To better understand the value that implemented HR activities, focusing on call center staff provided to external customers, HR should have considered external customers in their "Customer Perspective". Measures like illustrated in table-1 should have been introduced to evaluate the satisfaction of GTE customers with the support and help provided by call center employees.
Measures to quantify the quality of GTE customer support
Percent of support calls escalated to support representative's supervisor (all calls are recorded and can be used as evidence).
Percent of support calls where customers provide praise to support representative (all calls are recorded and can be used as evidence).
Percent of support calls that are rated "excellent" (without the knowledge of the support representative, support calls are conducted by a 3'd party, hired to evaluate the quality of GTE's customer support).

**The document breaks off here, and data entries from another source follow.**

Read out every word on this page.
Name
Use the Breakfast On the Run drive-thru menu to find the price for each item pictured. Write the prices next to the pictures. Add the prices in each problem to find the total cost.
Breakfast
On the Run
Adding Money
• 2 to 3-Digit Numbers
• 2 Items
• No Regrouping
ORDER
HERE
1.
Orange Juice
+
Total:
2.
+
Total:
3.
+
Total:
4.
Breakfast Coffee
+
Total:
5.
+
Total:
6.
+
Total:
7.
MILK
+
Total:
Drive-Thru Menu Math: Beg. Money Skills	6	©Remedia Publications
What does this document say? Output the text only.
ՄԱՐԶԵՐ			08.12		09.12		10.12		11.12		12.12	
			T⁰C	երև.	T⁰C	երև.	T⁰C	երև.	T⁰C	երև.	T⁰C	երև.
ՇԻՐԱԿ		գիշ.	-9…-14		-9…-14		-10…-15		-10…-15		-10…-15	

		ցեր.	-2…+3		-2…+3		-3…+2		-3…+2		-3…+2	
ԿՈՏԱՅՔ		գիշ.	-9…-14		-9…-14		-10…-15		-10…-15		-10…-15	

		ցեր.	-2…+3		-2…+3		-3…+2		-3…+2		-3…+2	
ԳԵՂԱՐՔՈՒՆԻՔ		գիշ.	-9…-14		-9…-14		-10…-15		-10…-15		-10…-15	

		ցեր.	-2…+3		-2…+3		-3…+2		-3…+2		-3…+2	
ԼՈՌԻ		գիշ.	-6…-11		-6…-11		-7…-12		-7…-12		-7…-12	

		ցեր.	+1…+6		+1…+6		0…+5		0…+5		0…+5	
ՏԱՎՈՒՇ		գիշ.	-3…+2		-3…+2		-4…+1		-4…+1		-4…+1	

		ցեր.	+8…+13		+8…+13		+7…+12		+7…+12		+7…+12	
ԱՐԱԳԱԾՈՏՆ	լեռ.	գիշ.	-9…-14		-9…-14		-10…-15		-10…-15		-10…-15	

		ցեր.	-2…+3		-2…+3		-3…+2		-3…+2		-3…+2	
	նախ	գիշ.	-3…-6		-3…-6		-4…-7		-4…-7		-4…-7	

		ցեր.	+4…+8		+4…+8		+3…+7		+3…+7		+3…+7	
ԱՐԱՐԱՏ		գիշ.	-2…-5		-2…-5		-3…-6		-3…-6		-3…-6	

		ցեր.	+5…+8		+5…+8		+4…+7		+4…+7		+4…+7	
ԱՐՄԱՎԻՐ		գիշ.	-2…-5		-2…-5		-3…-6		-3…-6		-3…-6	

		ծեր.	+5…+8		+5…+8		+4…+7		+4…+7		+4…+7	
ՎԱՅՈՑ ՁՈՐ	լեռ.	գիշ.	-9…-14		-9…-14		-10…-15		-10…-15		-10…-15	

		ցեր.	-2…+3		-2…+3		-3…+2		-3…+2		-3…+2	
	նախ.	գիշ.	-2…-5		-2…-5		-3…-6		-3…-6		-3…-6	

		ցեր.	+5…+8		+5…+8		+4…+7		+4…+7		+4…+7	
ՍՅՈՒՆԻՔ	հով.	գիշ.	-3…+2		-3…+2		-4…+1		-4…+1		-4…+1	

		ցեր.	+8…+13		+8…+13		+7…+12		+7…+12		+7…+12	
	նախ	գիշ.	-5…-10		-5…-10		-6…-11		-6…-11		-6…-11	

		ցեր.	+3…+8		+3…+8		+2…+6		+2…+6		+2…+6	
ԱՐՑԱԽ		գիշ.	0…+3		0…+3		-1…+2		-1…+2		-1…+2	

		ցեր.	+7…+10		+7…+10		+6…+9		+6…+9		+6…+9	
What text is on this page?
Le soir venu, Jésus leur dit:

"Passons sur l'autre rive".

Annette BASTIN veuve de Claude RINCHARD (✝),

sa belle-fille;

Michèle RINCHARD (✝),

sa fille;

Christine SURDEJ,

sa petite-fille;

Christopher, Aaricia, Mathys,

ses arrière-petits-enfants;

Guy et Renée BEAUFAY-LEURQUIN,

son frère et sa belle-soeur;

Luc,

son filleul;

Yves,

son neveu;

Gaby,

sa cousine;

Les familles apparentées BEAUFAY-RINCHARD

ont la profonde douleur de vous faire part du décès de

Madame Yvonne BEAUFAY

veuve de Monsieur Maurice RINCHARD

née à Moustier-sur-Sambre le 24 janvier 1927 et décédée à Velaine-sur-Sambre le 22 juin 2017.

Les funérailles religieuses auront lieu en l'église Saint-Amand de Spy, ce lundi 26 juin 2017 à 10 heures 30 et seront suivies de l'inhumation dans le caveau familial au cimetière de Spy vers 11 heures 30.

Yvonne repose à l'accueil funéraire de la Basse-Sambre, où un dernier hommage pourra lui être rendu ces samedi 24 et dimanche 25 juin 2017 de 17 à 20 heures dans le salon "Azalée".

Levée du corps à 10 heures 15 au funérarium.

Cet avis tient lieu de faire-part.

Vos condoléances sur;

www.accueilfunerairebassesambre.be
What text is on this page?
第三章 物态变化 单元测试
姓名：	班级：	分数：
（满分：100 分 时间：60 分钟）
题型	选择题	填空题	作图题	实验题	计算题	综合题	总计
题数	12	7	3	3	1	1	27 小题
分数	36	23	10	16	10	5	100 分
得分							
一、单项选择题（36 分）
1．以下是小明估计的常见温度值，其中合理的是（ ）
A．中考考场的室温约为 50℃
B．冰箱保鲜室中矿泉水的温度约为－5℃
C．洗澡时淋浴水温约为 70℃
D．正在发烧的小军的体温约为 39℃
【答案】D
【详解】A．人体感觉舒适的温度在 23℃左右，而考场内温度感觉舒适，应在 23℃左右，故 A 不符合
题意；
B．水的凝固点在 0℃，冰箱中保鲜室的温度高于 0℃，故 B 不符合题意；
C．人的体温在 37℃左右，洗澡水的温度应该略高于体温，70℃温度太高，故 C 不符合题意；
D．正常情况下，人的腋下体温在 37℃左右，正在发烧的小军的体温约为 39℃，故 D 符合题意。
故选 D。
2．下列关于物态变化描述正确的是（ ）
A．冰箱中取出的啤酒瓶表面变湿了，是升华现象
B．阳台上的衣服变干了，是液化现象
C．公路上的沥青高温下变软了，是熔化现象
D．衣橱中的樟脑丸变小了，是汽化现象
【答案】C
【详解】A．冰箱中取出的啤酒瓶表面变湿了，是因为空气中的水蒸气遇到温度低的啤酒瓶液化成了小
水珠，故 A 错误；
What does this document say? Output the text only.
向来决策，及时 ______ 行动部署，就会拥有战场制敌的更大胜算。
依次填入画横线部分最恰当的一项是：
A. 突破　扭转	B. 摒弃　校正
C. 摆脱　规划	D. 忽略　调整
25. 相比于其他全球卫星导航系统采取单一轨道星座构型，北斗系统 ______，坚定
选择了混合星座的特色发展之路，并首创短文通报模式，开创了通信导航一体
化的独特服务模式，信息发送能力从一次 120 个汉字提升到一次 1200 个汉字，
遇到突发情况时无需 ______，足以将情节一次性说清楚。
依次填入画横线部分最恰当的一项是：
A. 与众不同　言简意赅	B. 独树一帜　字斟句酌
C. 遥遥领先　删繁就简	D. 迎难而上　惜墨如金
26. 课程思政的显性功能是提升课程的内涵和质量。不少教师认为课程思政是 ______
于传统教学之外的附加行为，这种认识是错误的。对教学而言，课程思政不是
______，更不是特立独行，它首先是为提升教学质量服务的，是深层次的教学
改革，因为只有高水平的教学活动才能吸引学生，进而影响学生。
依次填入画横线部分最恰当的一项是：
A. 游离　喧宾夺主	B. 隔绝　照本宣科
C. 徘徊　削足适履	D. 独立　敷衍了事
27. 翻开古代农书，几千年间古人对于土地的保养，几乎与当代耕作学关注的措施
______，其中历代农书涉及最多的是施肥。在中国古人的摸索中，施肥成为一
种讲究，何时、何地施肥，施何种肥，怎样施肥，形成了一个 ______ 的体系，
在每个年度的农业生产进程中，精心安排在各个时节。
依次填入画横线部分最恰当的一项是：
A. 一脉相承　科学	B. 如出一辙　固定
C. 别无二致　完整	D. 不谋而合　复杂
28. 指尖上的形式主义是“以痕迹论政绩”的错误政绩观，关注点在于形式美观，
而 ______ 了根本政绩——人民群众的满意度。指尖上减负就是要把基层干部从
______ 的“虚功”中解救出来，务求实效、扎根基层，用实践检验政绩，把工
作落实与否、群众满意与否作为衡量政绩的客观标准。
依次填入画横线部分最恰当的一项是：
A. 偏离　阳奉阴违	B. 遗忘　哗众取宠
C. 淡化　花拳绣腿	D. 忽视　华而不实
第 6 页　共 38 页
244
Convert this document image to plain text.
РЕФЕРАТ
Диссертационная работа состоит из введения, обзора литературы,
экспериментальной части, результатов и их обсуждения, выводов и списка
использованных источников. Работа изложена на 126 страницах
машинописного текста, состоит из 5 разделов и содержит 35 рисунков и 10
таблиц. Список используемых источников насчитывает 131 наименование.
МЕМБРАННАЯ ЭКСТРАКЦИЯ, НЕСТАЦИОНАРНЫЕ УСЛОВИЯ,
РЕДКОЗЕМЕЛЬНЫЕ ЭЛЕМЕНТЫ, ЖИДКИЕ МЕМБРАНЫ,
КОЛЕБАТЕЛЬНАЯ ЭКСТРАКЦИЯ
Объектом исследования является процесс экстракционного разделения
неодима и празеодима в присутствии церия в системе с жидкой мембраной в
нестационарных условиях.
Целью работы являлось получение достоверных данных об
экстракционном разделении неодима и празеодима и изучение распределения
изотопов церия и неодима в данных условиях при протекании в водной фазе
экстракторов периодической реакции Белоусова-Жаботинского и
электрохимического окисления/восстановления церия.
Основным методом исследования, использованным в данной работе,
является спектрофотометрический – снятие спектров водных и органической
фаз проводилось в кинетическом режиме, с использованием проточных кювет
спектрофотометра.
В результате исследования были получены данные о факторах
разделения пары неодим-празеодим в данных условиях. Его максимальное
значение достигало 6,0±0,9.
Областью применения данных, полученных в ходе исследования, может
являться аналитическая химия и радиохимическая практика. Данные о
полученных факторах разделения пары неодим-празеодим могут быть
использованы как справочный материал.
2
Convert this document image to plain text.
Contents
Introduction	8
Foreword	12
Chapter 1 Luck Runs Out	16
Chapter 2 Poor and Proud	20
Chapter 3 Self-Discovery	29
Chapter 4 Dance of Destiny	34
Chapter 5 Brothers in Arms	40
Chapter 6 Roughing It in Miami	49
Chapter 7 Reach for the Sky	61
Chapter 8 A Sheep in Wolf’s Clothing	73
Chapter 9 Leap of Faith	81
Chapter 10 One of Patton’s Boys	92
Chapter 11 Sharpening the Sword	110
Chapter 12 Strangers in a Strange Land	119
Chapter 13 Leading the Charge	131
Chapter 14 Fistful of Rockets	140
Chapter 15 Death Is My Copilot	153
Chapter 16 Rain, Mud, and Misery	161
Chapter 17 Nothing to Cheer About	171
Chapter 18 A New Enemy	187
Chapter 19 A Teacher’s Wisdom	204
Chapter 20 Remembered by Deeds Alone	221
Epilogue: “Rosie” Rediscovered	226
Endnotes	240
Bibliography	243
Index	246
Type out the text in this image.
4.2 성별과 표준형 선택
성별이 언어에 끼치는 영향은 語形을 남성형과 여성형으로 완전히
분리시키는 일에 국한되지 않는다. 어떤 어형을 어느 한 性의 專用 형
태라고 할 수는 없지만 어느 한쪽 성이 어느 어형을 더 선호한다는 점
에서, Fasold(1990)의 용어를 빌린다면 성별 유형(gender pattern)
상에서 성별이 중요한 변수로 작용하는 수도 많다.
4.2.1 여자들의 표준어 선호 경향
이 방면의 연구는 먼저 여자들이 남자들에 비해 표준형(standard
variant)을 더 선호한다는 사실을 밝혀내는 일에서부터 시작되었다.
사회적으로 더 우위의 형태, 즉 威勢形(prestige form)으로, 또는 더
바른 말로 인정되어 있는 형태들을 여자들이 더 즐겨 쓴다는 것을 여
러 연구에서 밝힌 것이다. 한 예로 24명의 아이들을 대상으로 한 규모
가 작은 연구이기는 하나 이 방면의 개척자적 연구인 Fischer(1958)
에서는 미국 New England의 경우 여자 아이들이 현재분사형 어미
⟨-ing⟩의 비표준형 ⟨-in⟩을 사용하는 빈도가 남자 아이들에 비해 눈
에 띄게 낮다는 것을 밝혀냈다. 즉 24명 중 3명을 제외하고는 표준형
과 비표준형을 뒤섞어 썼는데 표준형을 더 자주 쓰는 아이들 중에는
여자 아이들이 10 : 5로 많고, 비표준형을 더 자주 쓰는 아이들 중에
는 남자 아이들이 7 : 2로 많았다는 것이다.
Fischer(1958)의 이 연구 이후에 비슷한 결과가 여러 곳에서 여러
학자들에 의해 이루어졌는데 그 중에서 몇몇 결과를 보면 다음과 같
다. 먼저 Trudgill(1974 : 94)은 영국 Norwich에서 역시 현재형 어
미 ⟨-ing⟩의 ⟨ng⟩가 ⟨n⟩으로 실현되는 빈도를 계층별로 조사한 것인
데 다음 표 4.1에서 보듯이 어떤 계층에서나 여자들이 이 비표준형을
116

Table 1 Measures to quantify the quality of GTE's customer support
For example understanding the relationship between the costs to improve call center employee workplaces and the percentage of GTE customers that escalated support calls to a supervisor would have helped HR to find out, whether the workplace improvement initiative provided value to GTE customers. In case there would have been a strong and negative correlation between these two measures, HR could have used this insight as a leverage to broaden the workplace improvement activity and could have proved to the CEO, what he was actually getting back for the money spent for this HR initiative.